The debate is heating up on the role of CRA (and its, ahem, “neo-Marxist” supporters like ACORN) vs. the role of Phil Gramm’s Commodities Future Modernization Act, which helped grow the market in credit default swap from $900 billion in 2000 to $62 trillion market today. (The chat over at Business Week is interesting, as is this exchange between Matt Taibbi of Rolling Stone and Byron York of National Review in NY Magazine.) [H/t: Mark Blyth and James Leighton, respectively.] Ellen Seidman over at The New America Foundation:
The sub-prime debacle has many causes, including greed, lack of and ineffective regulation, failures of risk assessment and management, and misplaced optimism. But CRA is not to blame.
First, the timing is all wrong. CRA was enacted in 1977, its companion disclosure statute, the Home Mortgage Disclosure Act (HMDA) in 1975. While many of us warned against bad subprime lending before the turn of the millennium, the massive breakdown of underwriting and extension of risky products far down the income scale-without bothering to even check on income-was primarily a post-2003 phenomenon. To blame a statute enacted in 1977 for something that happened 25 years later takes a fair amount of chutzpah.
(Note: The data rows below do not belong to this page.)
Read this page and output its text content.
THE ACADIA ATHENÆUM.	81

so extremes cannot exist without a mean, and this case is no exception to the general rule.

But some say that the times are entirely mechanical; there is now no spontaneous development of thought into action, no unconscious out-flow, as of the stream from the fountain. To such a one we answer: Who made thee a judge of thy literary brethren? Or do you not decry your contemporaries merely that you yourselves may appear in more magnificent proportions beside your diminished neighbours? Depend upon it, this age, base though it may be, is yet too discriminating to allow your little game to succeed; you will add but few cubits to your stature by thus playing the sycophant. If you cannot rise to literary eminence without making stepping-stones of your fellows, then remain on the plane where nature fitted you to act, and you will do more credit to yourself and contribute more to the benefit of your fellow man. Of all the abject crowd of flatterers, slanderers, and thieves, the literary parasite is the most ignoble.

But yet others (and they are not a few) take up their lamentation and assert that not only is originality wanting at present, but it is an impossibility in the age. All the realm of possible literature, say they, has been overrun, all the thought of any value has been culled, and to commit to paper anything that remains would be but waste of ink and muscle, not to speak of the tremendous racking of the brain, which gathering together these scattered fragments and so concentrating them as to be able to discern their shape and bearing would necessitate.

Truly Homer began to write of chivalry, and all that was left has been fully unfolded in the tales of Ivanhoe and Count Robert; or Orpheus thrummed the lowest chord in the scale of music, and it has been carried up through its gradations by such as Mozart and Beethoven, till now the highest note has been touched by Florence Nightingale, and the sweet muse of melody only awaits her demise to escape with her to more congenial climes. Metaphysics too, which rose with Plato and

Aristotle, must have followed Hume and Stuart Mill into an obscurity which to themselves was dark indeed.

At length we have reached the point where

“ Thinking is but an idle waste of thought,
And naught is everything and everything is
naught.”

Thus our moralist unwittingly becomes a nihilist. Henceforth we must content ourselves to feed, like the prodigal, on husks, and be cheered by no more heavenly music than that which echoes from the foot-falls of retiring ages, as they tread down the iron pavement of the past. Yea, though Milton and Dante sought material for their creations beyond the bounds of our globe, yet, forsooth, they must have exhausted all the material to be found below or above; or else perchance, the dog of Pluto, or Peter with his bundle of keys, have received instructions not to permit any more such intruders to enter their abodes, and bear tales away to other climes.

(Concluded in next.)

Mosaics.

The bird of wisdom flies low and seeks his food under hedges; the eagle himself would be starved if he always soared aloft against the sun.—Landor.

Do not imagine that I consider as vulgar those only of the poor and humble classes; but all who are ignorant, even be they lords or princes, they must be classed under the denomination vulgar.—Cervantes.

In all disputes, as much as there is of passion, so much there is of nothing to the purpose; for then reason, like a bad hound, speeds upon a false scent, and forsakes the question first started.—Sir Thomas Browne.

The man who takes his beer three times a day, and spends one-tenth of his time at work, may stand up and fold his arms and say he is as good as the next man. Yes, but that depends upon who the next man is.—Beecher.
It’s even more outrageous because of the good CRA clearly did in between. The 1990s were the heyday of CRA enforcement-for a variety of reasons including the raft of mergers and acquisitions that followed the 1994 Riegle-Neal Interstate Banking and Branching Act, increased scrutiny of lending practices by the media and activism by housing advocacy groups and tougher enforcement by the Clinton Administration.That period saw increased home mortgage lending to lower income households and in lower income communities by the banks and thrifts covered by CRA, and a steady increase in the homeownership rate, especially for lower income and minority families. (See The Joint Center for Housing Studies). In addition, there was significant investment in affordable rental housing, community facilities and broader community economic development, directly by banks and thrifts earning investment credit under CRA or indirectly through bank investment in Community Development Financial Institutions and other community-based organizations.